Où la fiction rejoint la réalité, celle que l’auteur-militant voit advenir graduellement mais sûrement au sujet de la Belgique. Lisez le premier chapitre.

Jules Gheude. – D. R.

Par David Coppi

Journaliste au service Politique Le Soir  29/07/2021

Un peu le Nostradamus de la cause wallonne, Jules Gheude annonce infatigablement l’éclatement du pays à longueur d’interviews, de commentaires et de chroniques dans la presse francophone et flamande ; il est très lu au nord du pays, où il est tenu pour un oracle. Ancien collaborateur de François Perin, un visionnaire pour lui, auquel il voue une admiration sans bornes (il est son biographe, passionnément), plus tard compagnon de route de Jean Gol et de Louis Michel, Jules Gheude publie un roman, A perte de vue où la fiction rejoint la réalité, celle que l’auteur-militant voit advenir graduellement mais sûrement : le décrochage de la Flandre, l’évaporation du Royaume, le départ de la Wallonie pour la France. Jules Gheude cite Talleyrand: « Deux cents protocoles ne feront jamais de la Belgique une nation. Cela ne peut tenir. »

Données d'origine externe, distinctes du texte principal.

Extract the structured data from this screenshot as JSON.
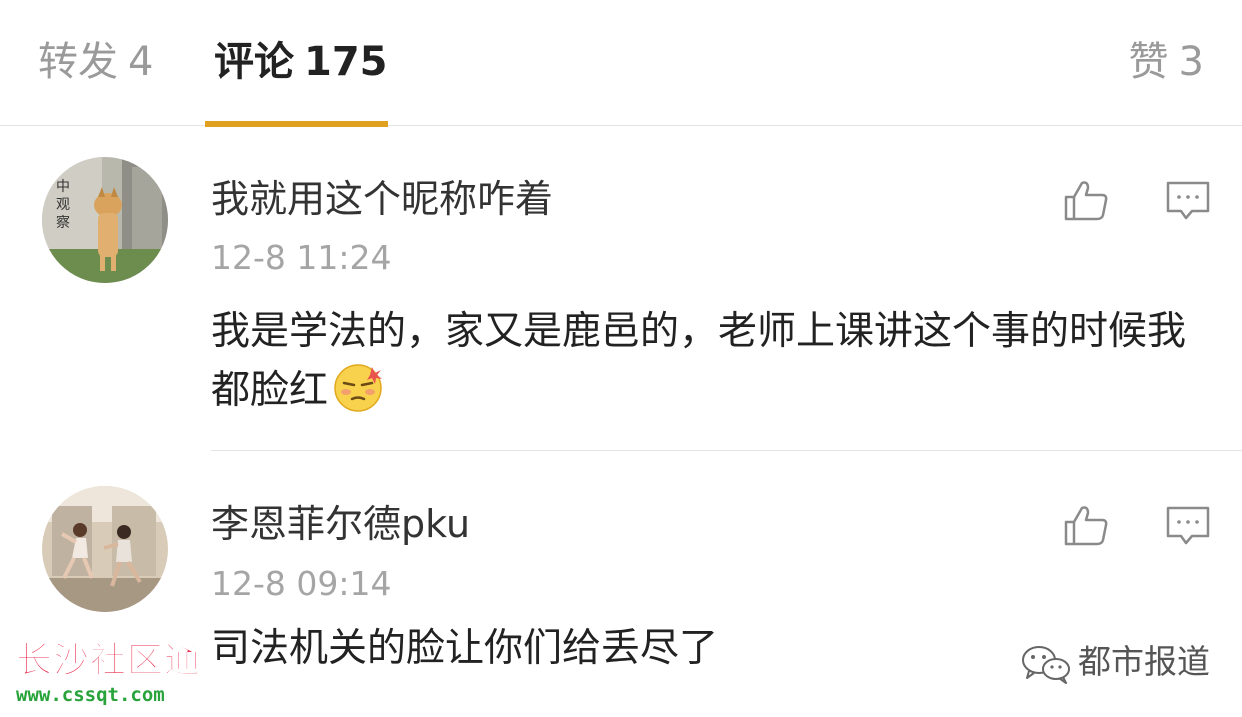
{
  "tabs": {
    "repost": {
      "label": "转发",
      "count": "4"
    },
    "comments": {
      "label": "评论",
      "count": "175"
    },
    "likes": {
      "label": "赞",
      "count": "3"
    }
  },
  "accent_color": "#e0a020",
  "comments": [
    {
      "username": "我就用这个昵称咋着",
      "timestamp": "12-8 11:24",
      "text": "我是学法的，家又是鹿邑的，老师上课讲这个事的时候我都脸红",
      "emoji": "blush-emoji",
      "avatar_text": "中观察"
    },
    {
      "username": "李恩菲尔德pku",
      "timestamp": "12-8 09:14",
      "text": "司法机关的脸让你们给丢尽了"
    }
  ],
  "watermarks": {
    "left_title": "长沙社区通",
    "left_url": "www.cssqt.com",
    "right_brand": "都市报道"
  }
}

Du reste, dans cet opus où il met en scène un Jean Deschamps qui se bat contre une maladie dégénérative du nerf optique sans jamais rien perdre ce qu’il appelle, avec Bergson, son élan vital, on séjourne en France longuement, on sillonne Paris, de l’Opéra Bastille à la place Dauphine, en passant par la Comédie française ou le Palais Bourbon. Jules Gheude déclare son amour pour la République, à laquelle nous allons, croit-il.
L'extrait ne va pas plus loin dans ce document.